Steve Jobs: o falso mito, o explorador

Steve Jobs, tudo pelo dinheiroEm 5 de outubro de 2011 morria Steve Jobs, dono da Apple. Os panegíricos e as hagiografias à sua pessoa pululavam até o aborrecimento em todos os mass media, como se fosse um santo, um gênio e um grande homem. Uma semana depois falecia Dennis MacAlistair Ritchie, cientista da computação estadunidense, e ninguém ficou sabendo. Enquanto do primeiro se falava em todos os meios de comunicação, o segundo apareceu apenas em alguns e como notícia secundária.

Dennis Ritchie é considerado um dos pais da computação moderna. Sua contribuição foi imensa: colaborou com a arquitetura e o desenvolvimento dos sistemas operacionais Multics e Unix, assim como com o desenvolvimento de várias linguagens de programação, como a C, tema sobre o qual escreveu um célebre clássico das ciências da computação junto com Brian Wilson Kernighan: A linguagem de programação C. Recebeu o Prêmio Turing de 1983 pelo desenvolvimento da teoria dos sistemas operacionais genéricos e sua implementação na forma do sistema Unix. Em 1998 lhe foi concedida a Medalha Nacional de Tecnologia dos EUA. No ano de 2007 se aposentou, sendo o chefe do Departamento de Pesquisa em Software da Alcatel-Lucent. Jobs, ao contrário, não foi “o maior contribuinte do mundo da informática”, como alguns o qualificaram. As contribuições de Jobs na área propriamente dita são simplesmente nulas.

A imprensa ianque ressaltava que Jobs teve “uma vida exemplar e extraordinária”; e a de outros países, não ficando para trás, lhe renderam cumprimentos como “um homem que quis dar seu amor e dedicação para satisfazer as massas”, “pioneiro”, “um grande criador de postos de trabalho” e “revolucionário”, entre outros alardes de servilismo e ignorância.
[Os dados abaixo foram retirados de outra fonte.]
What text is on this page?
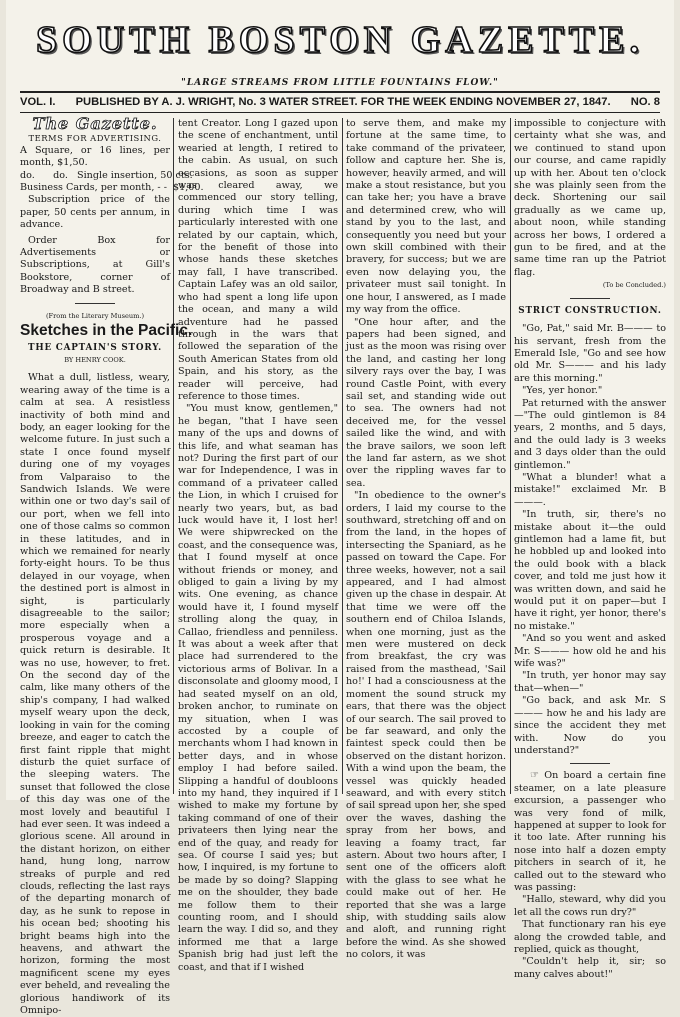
SOUTH BOSTON GAZETTE.
"LARGE STREAMS FROM LITTLE FOUNTAINS FLOW."
VOL. I. PUBLISHED BY A. J. WRIGHT, No. 3 WATER STREET. FOR THE WEEK ENDING NOVEMBER 27, 1847. NO. 8
The Gazette.

TERMS FOR ADVERTISING.

A Square, or 16 lines, per month, $1,50.

do.      do.   Single insertion, 50 cts.

Business Cards, per month, - -  $1,00.

Subscription price of the paper, 50 cents per annum, in advance.

Order Box for Advertisements or Subscriptions, at Gill's Bookstore, corner of Broadway and B street.

(From the Literary Museum.)

Sketches in the Pacific.

THE CAPTAIN'S STORY.

BY HENRY COOK.

What a dull, listless, weary, wearing away of the time is a calm at sea. A resistless inactivity of both mind and body, an eager looking for the welcome future. In just such a state I once found myself during one of my voyages from Valparaiso to the Sandwich Islands. We were within one or two day's sail of our port, when we fell into one of those calms so common in these latitudes, and in which we remained for nearly forty-eight hours. To be thus delayed in our voyage, when the destined port is almost in sight, is particularly disagreeable to the sailor; more especially when a prosperous voyage and a quick return is desirable. It was no use, however, to fret. On the second day of the calm, like many others of the ship's company, I had walked myself weary upon the deck, looking in vain for the coming breeze, and eager to catch the first faint ripple that might disturb the quiet surface of the sleeping waters. The sunset that followed the close of this day was one of the most lovely and beautiful I had ever seen. It was indeed a glorious scene. All around in the distant horizon, on either hand, hung long, narrow streaks of purple and red clouds, reflecting the last rays of the departing monarch of day, as he sunk to repose in his ocean bed; shooting his bright beams high into the heavens, and athwart the horizon, forming the most magnificent scene my eyes ever beheld, and revealing the glorious handiwork of its Omnipo-

tent Creator. Long I gazed upon the scene of enchantment, until wearied at length, I retired to the cabin. As usual, on such occasions, as soon as supper was cleared away, we commenced our story telling, during which time I was particularly interested with one related by our captain, which, for the benefit of those into whose hands these sketches may fall, I have transcribed. Captain Lafey was an old sailor, who had spent a long life upon the ocean, and many a wild adventure had he passed through in the wars that followed the separation of the South American States from old Spain, and his story, as the reader will perceive, had reference to those times.

"You must know, gentlemen," he began, "that I have seen many of the ups and downs of this life, and what seaman has not? During the first part of our war for Independence, I was in command of a privateer called the Lion, in which I cruised for nearly two years, but, as bad luck would have it, I lost her! We were shipwrecked on the coast, and the consequence was, that I found myself at once without friends or money, and obliged to gain a living by my wits. One evening, as chance would have it, I found myself strolling along the quay, in Callao, friendless and penniless. It was about a week after that place had surrendered to the victorious arms of Bolivar. In a disconsolate and gloomy mood, I had seated myself on an old, broken anchor, to ruminate on my situation, when I was accosted by a couple of merchants whom I had known in better days, and in whose employ I had before sailed. Slipping a handful of doubloons into my hand, they inquired if I wished to make my fortune by taking command of one of their privateers then lying near the end of the quay, and ready for sea. Of course I said yes; but how, I inquired, is my fortune to be made by so doing? Slapping me on the shoulder, they bade me follow them to their counting room, and I should learn the way. I did so, and they informed me that a large Spanish brig had just left the coast, and that if I wished

to serve them, and make my fortune at the same time, to take command of the privateer, follow and capture her. She is, however, heavily armed, and will make a stout resistance, but you can take her; you have a brave and determined crew, who will stand by you to the last, and consequently you need but your own skill combined with their bravery, for success; but we are even now delaying you, the privateer must sail tonight. In one hour, I answered, as I made my way from the office.

"One hour after, and the papers had been signed, and just as the moon was rising over the land, and casting her long silvery rays over the bay, I was round Castle Point, with every sail set, and standing wide out to sea. The owners had not deceived me, for the vessel sailed like the wind, and with the brave sailors, we soon left the land far astern, as we shot over the rippling waves far to sea.

"In obedience to the owner's orders, I laid my course to the southward, stretching off and on from the land, in the hopes of intersecting the Spaniard, as he passed on toward the Cape. For three weeks, however, not a sail appeared, and I had almost given up the chase in despair. At that time we were off the southern end of Chiloa Islands, when one morning, just as the men were mustered on deck from breakfast, the cry was raised from the masthead, 'Sail ho!' I had a consciousness at the moment the sound struck my ears, that there was the object of our search. The sail proved to be far seaward, and only the faintest speck could then be observed on the distant horizon. With a wind upon the beam, the vessel was quickly headed seaward, and with every stitch of sail spread upon her, she sped over the waves, dashing the spray from her bows, and leaving a foamy tract, far astern. About two hours after, I sent one of the officers aloft with the glass to see what he could make out of her. He reported that she was a large ship, with studding sails alow and aloft, and running right before the wind. As she showed no colors, it was

impossible to conjecture with certainty what she was, and we continued to stand upon our course, and came rapidly up with her. About ten o'clock she was plainly seen from the deck. Shortening our sail gradually as we came up, about noon, while standing across her bows, I ordered a gun to be fired, and at the same time ran up the Patriot flag.

(To be Concluded.)

STRICT CONSTRUCTION.

"Go, Pat," said Mr. B——— to his servant, fresh from the Emerald Isle, "Go and see how old Mr. S——— and his lady are this morning."

"Yes, yer honor."

Pat returned with the answer—"The ould gintlemon is 84 years, 2 months, and 5 days, and the ould lady is 3 weeks and 3 days older than the ould gintlemon."

"What a blunder! what a mistake!" exclaimed Mr. B———.

"In truth, sir, there's no mistake about it—the ould gintlemon had a lame fit, but he hobbled up and looked into the ould book with a black cover, and told me just how it was written down, and said he would put it on paper—but I have it right, yer honor, there's no mistake."

"And so you went and asked Mr. S——— how old he and his wife was?"

"In truth, yer honor may say that—when—"

"Go back, and ask Mr. S——— how he and his lady are since the accident they met with. Now do you understand?"

☞ On board a certain fine steamer, on a late pleasure excursion, a passenger who was very fond of milk, happened at supper to look for it too late. After running his nose into half a dozen empty pitchers in search of it, he called out to the steward who was passing:

"Hallo, steward, why did you let all the cows run dry?"

That functionary ran his eye along the crowded table, and replied, quick as thought,

"Couldn't help it, sir; so many calves about!"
Jobs fez uma enorme fortuna (estimada em 8,5 bilhões de dólares) à base da utilização e exploração em benefício próprio de bens comuns sem os quais não alcançaria seus êxitos e, claro, da exploração de outros seres humanos (especificamente em Shenzen, na China, onde se exploram brutalmente os trabalhadores que têm jornadas de seis dias por semana, 16 horas por dia, e em condições militares em suas linhas de produção; onde se produzem suicídios e se assinam contratos nos quais se renuncia aos direitos trabalhistas e até penais, segundo publicou o jornal inglês Daily Mail). Existe um ambiente de terror bem-documentado na obra de Mike Daisey A agonia e o êxtase de Steve Jobs. A hostilidade de Jobs às classes trabalhadoras já era há muito conhecida, como expressa seu conselho a Obama para imitar a China, o que permitiria às empresas estadunidenses, na China e nos EUA, que “fizessem o que quisessem” [sic], sem nenhum tipo de proteção aos trabalhadores nem ao meio ambiente.
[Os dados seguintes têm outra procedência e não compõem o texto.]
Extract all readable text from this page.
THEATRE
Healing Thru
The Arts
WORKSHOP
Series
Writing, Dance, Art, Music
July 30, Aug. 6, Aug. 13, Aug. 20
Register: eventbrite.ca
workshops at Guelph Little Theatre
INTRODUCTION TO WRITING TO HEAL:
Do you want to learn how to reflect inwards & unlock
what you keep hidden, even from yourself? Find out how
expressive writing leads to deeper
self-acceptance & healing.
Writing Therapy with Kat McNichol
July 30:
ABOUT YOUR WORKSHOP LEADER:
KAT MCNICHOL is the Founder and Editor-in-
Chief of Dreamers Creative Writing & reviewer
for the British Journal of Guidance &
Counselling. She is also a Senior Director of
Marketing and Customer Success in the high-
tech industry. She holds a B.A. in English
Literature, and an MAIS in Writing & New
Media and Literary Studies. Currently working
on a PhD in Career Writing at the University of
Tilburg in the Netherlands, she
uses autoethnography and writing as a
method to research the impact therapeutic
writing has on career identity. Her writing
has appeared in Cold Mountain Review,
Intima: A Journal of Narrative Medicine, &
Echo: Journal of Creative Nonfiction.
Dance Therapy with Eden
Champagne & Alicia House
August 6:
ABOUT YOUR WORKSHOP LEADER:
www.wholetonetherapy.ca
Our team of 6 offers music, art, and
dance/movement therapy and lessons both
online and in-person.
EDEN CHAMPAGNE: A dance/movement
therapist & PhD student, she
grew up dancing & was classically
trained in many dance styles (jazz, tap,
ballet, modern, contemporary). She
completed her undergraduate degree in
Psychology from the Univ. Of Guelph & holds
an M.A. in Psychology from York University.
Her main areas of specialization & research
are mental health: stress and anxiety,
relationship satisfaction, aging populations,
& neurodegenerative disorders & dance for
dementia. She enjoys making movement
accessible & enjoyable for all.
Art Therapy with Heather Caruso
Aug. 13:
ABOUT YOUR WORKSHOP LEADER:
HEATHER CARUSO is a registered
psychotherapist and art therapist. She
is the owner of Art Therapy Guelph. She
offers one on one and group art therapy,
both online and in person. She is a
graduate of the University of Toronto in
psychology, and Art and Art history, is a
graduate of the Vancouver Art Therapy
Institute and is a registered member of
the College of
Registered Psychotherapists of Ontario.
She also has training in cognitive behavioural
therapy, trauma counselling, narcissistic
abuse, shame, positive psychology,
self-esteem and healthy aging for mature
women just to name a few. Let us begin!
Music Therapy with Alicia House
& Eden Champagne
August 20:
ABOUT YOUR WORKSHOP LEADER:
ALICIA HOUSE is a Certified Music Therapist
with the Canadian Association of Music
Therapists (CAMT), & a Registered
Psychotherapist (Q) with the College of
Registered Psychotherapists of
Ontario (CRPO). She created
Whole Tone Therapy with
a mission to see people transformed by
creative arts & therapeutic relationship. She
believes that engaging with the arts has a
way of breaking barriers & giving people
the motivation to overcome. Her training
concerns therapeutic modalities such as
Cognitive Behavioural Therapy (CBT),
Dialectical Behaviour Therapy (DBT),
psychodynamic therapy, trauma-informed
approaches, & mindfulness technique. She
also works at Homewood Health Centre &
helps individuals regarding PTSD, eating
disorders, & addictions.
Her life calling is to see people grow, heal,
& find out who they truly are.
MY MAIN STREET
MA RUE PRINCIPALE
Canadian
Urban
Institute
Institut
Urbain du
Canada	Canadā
Também quiseram nos apresentar Jobs como um gênio que trouxe grandes avanços à tecnologia e ao design. Como já dissemos, não apenas não fez absolutamente nada como também se utilizou em benefício próprio de bens comuns, sendo que seus designs sempre foram questionados por serem plágios ou cópias descaradas do que outros criavam. (Algumas manchetes: O design do novo iMac… plagiado?, O Navegante, janeiro de 2002; Samsung acusa Apple de copiar design do Ipad, VidaDigitalRadio.com; Apple copia design de Kubrick…, Apple copia Android em seu iO5, etc., etc.).

Seu objetivo sempre foi acumular dinheiro – e, quanto mais, melhor. Para as corporações ianques e “empreendedores” do mundo capitalista ele era e ainda é o exemplo perfeito do que se deve ser; para as classes populares, para o proletariado mundial, é o paradigma do que devemos combater.

(Extraído do jornal Octubre, do Partido Comunista Espanhol Marxista Leninista)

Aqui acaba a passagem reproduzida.